Pourquoi lire un roman ? Certains disent : pour se divertir. D’autres pensent que c’est pour découvrir un jeu de l’esprit. Ce sont là des points de vue qui nient la réciprocité qui existe entre un lecteur et le roman. Il n’y a pas d’un côté un lecteur tout puissant, qui déciderait de ce qu’il veut prendre, ou pas. Il n’y pas d’un autre côté un auteur qui jetterait à la tête du lecteur ce qu’il veut, comme bon lui semble.
Il y a, lorsque les romans sont de vrais romans, une interaction entre l’œuvre et le lecteur. Lorsque le lecteur lit un roman, il découvre la réalité, il est saisi par l’esprit de cette réalité. Il intègre dans son cerveau la nature de cette réalité. Voilà pourquoi la littérature focalisée sur les crimes, les délires, les perversions… sont des poisons. Ils habituent les pensées à de telles choses.
Le véritable rôle des romans est d’éveiller les personnalités, de leur permettre de s’approfondir, de connaître les gammes de sentiments, d’émotions, de sensations. Sans cet éveil, les êtres humains ne saisissent que de manière brute, brutale, ce qui se déroule en eux.

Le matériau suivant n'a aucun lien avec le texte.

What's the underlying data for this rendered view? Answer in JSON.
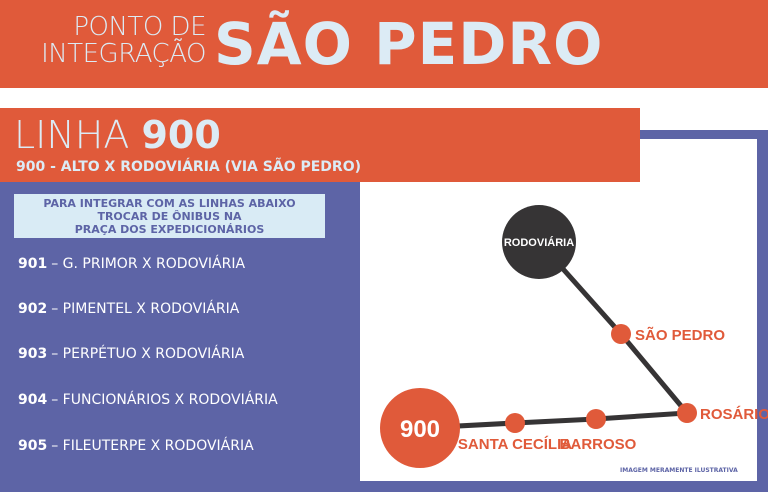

Les grands auteurs sont ceux qui proposent la réalité, du moins une partie de celle-ci, dans toute sa complexité, ou du moins avec une très grande complexité. On voit le réel, on saisit les nuances (infinies), on découvre comment découvrir la vie. C’est ce qu’on retrouve chez les grands auteurs, les seuls vrais auteurs d’ailleurs, car la culture doit être la plus exigeante.
On ne peut pas dire qu’on est un être humain accompli si l’on ne se tourne pas vers Balzac et Tolstoï, Kafka et Lu Xun, Tchekhov et Cervantès, Hamsun et Dante, Goethe et Gorki. Et il ne s’agit pas ici de faire un catalogue d’auteurs, car tel n’est pas le sens de la littérature romanesque.
Il ne s’agit pas de dresser une liste, avec chaque ouvrage ayant un numéro de 1 à 100, en se disant qu’il s’agit de les lire un par un. La littérature, ce n’est pas la science. La littérature, c’est un appui à l’âme. Et comme l’âme affronte des situations différentes, on se tourne vers certaines oeuvres aux dépens d’autres, par affinités, besoins, exigences.
En raison justement de cela, on peut considérer qu’il est possible de jeter directement à la poubelle la quasi totalité des romans du 20e siècle, alors qu’on trouvera dans ceux du 19e, même les moins valables, toujours quelque chose. Car le 20e siècle a été marqué par le triomphe du subjectivisme, de l’égocentrisme, du culte du moi. L’élan fasciste et le nombrilisme capitaliste ont assassiné la littérature romanesque.
Il s’agirait soit de célébrer un ego soit de manière boursouflée, soit de manière désincarnée, dans tous les cas avec un « existentialisme » résumant la vie à des existences pessimistes ou nihilistes, quand ce n’est pas les deux. Comment s’étonner que la France soit ce qu’elle est au début du 21e siècle quand on a célébré par exemple Albert Camus ?
Il n’y a pas de style littéraire à part un langage parlé, les personnages se baladent dans l’existence sans s’attacher à rien ni être personne, le monde n’est qu’une vaste abstraction. Le personnage de L’étranger, c’est désormais absolument tout le monde à l’heure des réseaux sociaux. On se balade partout sans trop y croire, jusqu’à quelque chose se passe, et là alors on est débordé !
Mais qu’est-ce que la littérature romanesque, en définitive ? C’est celle qui expose une vie dans une vie, en exposant les différents aspects, en indiquant les tendances de fond, en présentant les sensibilités, les émotions. C’est celle qui empêche au lecteur de devenir un dégénéré.
Car une vie où on ne cultive pas sa sensibilité devient une démarche de mort-vivant, et on sait à quel point la vie dans le capitalisme est rempli d’insensibilités, jusque dans les détails. C’est très exactement ça, l’enfer du 24 heures sur 24 de la vie quotidienne dans le capitalisme.
Les classiques littéraires sont des supports inévitables, tant dans la vie en général, que dans la vie particulière qu’est celle dans le capitalisme. Ce ne sont pas des « outils », mais des prolongements de soi, car ils montrent comment nous sommes, tout comme nous sommes produits par eux.
Car, oui, il faut être produit par les classiques littéraires ! Il faut s’aligner sur le meilleur de l’humanité, sur le meilleur de la sensibilité, la plus grande profondeur de l’âme, l’immense gamme des émotions.
C’est ça, le sens réel du principe de civilisation.